With very few outlets for our anger right now, moms like O’Glasser, Shannon, and myself have been laser-focused on the upcoming presidential election as a beacon for potential change. O’Glasser, who has been more involved this year than ever before, has been writing postcards with to encourage others to vote and ensure they have the resources they need to do so safely. “I had all this anxious, nervous energy, and I had to find a place to put it,” she explained. “Sitting down and writing postcard after postcard, it feels like I’m doing something. It’s actionable, it’s tactical.”
Shannon has also been writing letters, in addition to phone and text banking. “Taking action has made sense to me because it feels like something tangible I can do, especially in a time when so much is out of our control,” she explained, noting that her efforts in 2020 are like “night and day” compared with 2016. “This time around, I don't think any of us want to take any chances. It feels like an emergency.”
Dr. Shikha Jain has felt similar alarm bells. As a medical professional and mom of three kids, she found herself growing frustrated with the increasing amount of coronavirus-related misinformation spreading online. In turn, she and several other physicians formed the group IMPACT, an Illinois-based organization designed to empower others with evidence-based solutions and information.

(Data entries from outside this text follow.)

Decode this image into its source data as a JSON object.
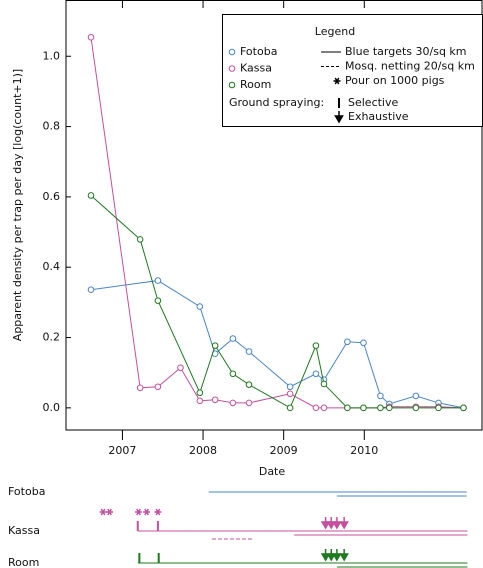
{
  "chart_data": {
    "type": "line",
    "ylabel": "Apparent density per trap per day [log(count+1)]",
    "xlabel": "Date",
    "xlim": [
      2006.3,
      2011.46
    ],
    "xticks": [
      2007,
      2008,
      2009,
      2010
    ],
    "ylim": [
      -0.063,
      1.16
    ],
    "yticks": [
      {
        "value": 0,
        "label": "0.0"
      },
      {
        "value": 0.2,
        "label": "0.2"
      },
      {
        "value": 0.4,
        "label": "0.4"
      },
      {
        "value": 0.6,
        "label": "0.6"
      },
      {
        "value": 0.8,
        "label": "0.8"
      },
      {
        "value": 1.0,
        "label": "1.0"
      }
    ],
    "series": [
      {
        "name": "Fotoba",
        "color": "#4a86c8",
        "x": [
          2006.61,
          2007.44,
          2007.96,
          2008.15,
          2008.37,
          2008.57,
          2009.08,
          2009.4,
          2009.5,
          2009.79,
          2009.99,
          2010.2,
          2010.31,
          2010.64,
          2010.92,
          2011.23
        ],
        "values": [
          0.336,
          0.362,
          0.288,
          0.154,
          0.197,
          0.16,
          0.06,
          0.097,
          0.08,
          0.188,
          0.185,
          0.034,
          0.011,
          0.034,
          0.014,
          0
        ]
      },
      {
        "name": "Kassa",
        "color": "#c4509e",
        "x": [
          2006.61,
          2007.22,
          2007.44,
          2007.72,
          2007.96,
          2008.15,
          2008.37,
          2008.57,
          2009.08,
          2009.4,
          2009.5,
          2009.79,
          2009.99,
          2010.2,
          2010.31,
          2010.64,
          2010.92,
          2011.23
        ],
        "values": [
          1.054,
          0.057,
          0.06,
          0.114,
          0.02,
          0.023,
          0.014,
          0.014,
          0.04,
          0,
          0,
          0,
          0,
          0,
          0.003,
          0.003,
          0.003,
          0
        ]
      },
      {
        "name": "Room",
        "color": "#1e7a1e",
        "x": [
          2006.61,
          2007.22,
          2007.44,
          2007.96,
          2008.15,
          2008.37,
          2008.57,
          2009.08,
          2009.4,
          2009.5,
          2009.79,
          2009.99,
          2010.2,
          2010.31,
          2010.64,
          2010.92,
          2011.23
        ],
        "values": [
          0.604,
          0.479,
          0.305,
          0.043,
          0.177,
          0.097,
          0.066,
          0,
          0.177,
          0.068,
          0,
          0,
          0,
          0,
          0,
          0,
          0
        ]
      }
    ],
    "legend": {
      "title": "Legend",
      "interventions": [
        {
          "label": "Blue targets 30/sq km",
          "style": "solid"
        },
        {
          "label": "Mosq. netting 20/sq km",
          "style": "dashed"
        },
        {
          "label": "Pour on 1000 pigs",
          "style": "asterisk"
        }
      ],
      "spraying_label": "Ground spraying:",
      "spraying": [
        {
          "label": "Selective",
          "style": "tick"
        },
        {
          "label": "Exhaustive",
          "style": "arrow"
        }
      ]
    },
    "timeline": {
      "rows": [
        {
          "name": "Fotoba",
          "color": "#4a86c8",
          "lines": [
            {
              "start": 2008.07,
              "end": 2011.27,
              "style": "solid"
            },
            {
              "start": 2009.66,
              "end": 2011.27,
              "style": "solid"
            }
          ],
          "pour_on": [],
          "selective": [],
          "exhaustive": []
        },
        {
          "name": "Kassa",
          "color": "#c4509e",
          "lines": [
            {
              "start": 2007.19,
              "end": 2011.28,
              "style": "solid"
            },
            {
              "start": 2009.13,
              "end": 2011.28,
              "style": "solid"
            },
            {
              "start": 2008.11,
              "end": 2008.61,
              "style": "dashed"
            }
          ],
          "pour_on": [
            2006.76,
            2006.84,
            2007.2,
            2007.3,
            2007.44
          ],
          "selective": [
            2007.19,
            2007.44
          ],
          "exhaustive": [
            2009.52,
            2009.59,
            2009.66,
            2009.75
          ]
        },
        {
          "name": "Room",
          "color": "#1e7a1e",
          "lines": [
            {
              "start": 2007.19,
              "end": 2011.28,
              "style": "solid"
            },
            {
              "start": 2009.66,
              "end": 2011.28,
              "style": "solid"
            }
          ],
          "pour_on": [],
          "selective": [
            2007.21,
            2007.45
          ],
          "exhaustive": [
            2009.52,
            2009.59,
            2009.66,
            2009.75
          ]
        }
      ]
    }
  }
}
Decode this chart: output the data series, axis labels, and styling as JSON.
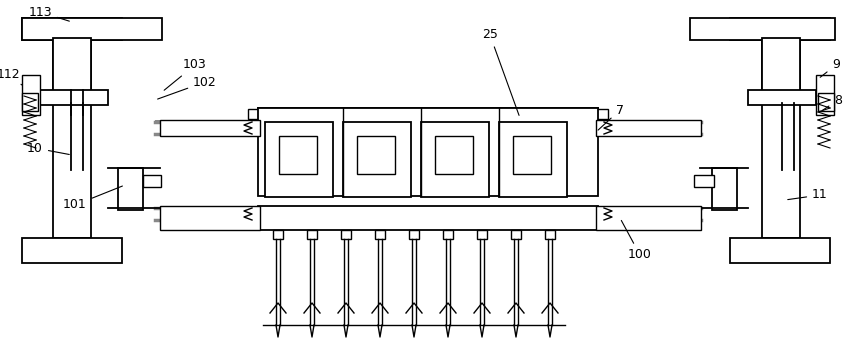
{
  "bg_color": "#ffffff",
  "line_color": "#000000",
  "gray_color": "#888888",
  "fig_width": 8.56,
  "fig_height": 3.62,
  "dpi": 100
}
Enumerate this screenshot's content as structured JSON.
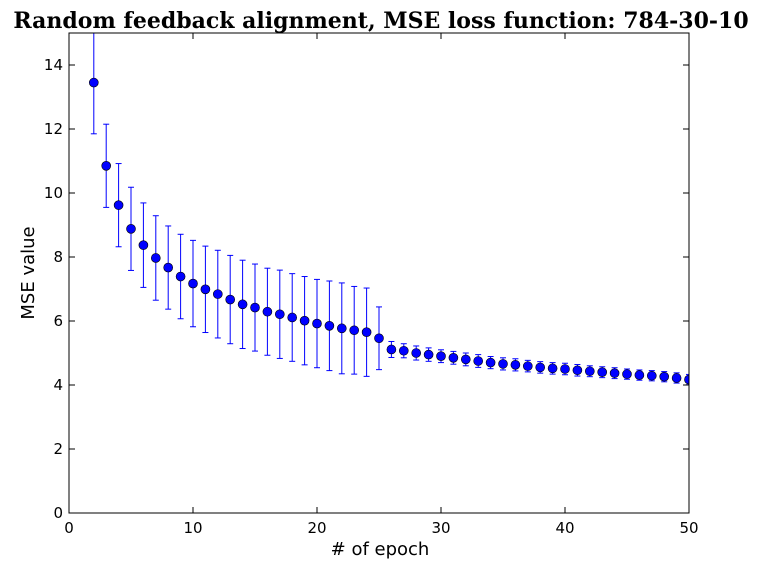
{
  "chart_data": {
    "type": "scatter",
    "title": "Random feedback alignment, MSE loss function: 784-30-10",
    "xlabel": "# of epoch",
    "ylabel": "MSE value",
    "xlim": [
      0,
      50
    ],
    "ylim": [
      0,
      15
    ],
    "xticks": [
      0,
      10,
      20,
      30,
      40,
      50
    ],
    "yticks": [
      0,
      2,
      4,
      6,
      8,
      10,
      12,
      14
    ],
    "grid": false,
    "legend": "none",
    "colors": {
      "marker": "#0000ff",
      "errorbar": "#0000ff",
      "axis": "#000000"
    },
    "series": [
      {
        "x": [
          2,
          3,
          4,
          5,
          6,
          7,
          8,
          9,
          10,
          11,
          12,
          13,
          14,
          15,
          16,
          17,
          18,
          19,
          20,
          21,
          22,
          23,
          24,
          25,
          26,
          27,
          28,
          29,
          30,
          31,
          32,
          33,
          34,
          35,
          36,
          37,
          38,
          39,
          40,
          41,
          42,
          43,
          44,
          45,
          46,
          47,
          48,
          49,
          50
        ],
        "y": [
          13.45,
          10.85,
          9.62,
          8.88,
          8.37,
          7.97,
          7.67,
          7.39,
          7.17,
          6.99,
          6.84,
          6.67,
          6.52,
          6.42,
          6.29,
          6.21,
          6.11,
          6.01,
          5.92,
          5.85,
          5.77,
          5.71,
          5.65,
          5.46,
          5.11,
          5.07,
          5.0,
          4.95,
          4.9,
          4.85,
          4.8,
          4.75,
          4.7,
          4.66,
          4.63,
          4.59,
          4.55,
          4.52,
          4.5,
          4.46,
          4.43,
          4.4,
          4.37,
          4.34,
          4.31,
          4.29,
          4.26,
          4.22,
          4.17
        ],
        "err": [
          1.6,
          1.3,
          1.3,
          1.3,
          1.32,
          1.32,
          1.3,
          1.32,
          1.35,
          1.35,
          1.37,
          1.38,
          1.38,
          1.36,
          1.36,
          1.38,
          1.37,
          1.38,
          1.38,
          1.4,
          1.42,
          1.37,
          1.38,
          0.98,
          0.25,
          0.22,
          0.22,
          0.21,
          0.2,
          0.2,
          0.2,
          0.2,
          0.19,
          0.19,
          0.19,
          0.18,
          0.18,
          0.18,
          0.18,
          0.18,
          0.17,
          0.17,
          0.17,
          0.16,
          0.16,
          0.16,
          0.16,
          0.16,
          0.16
        ]
      }
    ]
  }
}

“Through our action and advocacy we have been able to...amplify voices of experts and scientists, and advise the governor's office on steps to take during the pandemic,” Jain explains, adding that IMPACT has partnered with the ACTION Project and VoteHealth 2020 to inform others how to vote safely during the pandemic. “Our group is non-partisan, because we are focused on educating everybody, regardless of their political leanings. In order to get this pandemic under control, we need to reach as many people as we can.”
Sharing her knowledge with others has turned out to be a successful coping tool for managing her anger. “I feel like I’m doing something to make a difference,” Jain says. “Many of us were so frustrated and despondent that the science was not being followed, or that people were getting their information from sources that aren’t evidence-based. But I’ve been turning my anger into something positive, and hopefully saving some lives.”
In many ways, activism has been a helpful outlet for myself as well. Like O’Glasser and Shannon, I’ve written letters to voters in swing states, and have been sharing resources about how to make a voting plan. And it helps in the moment; it feels productive, and it's a tangible way to make an impact. But ultimately election day will determine whether our actions actually affected overall change, and it’s emotionally daunting to imagine an outcome that tells us that we just didn’t try hard enough. What will we do with that anger? I don't think any of us have an answer right now.
And yet, that kind of worst-case scenario thinking isn’t always helpful. It’s always good to be prepared for any turn of events, but at this moment, in these final days before the 2020 election, we can still take action. As Shannon puts it, “Moms have it so hard these days. We've always had to be everything to everyone and that's pretty much exploded in the pandemic. Use your anger, put it into your activism — and put it into your vote. We are not helpless.”
*Interview subject requested to be referred to by their first name only.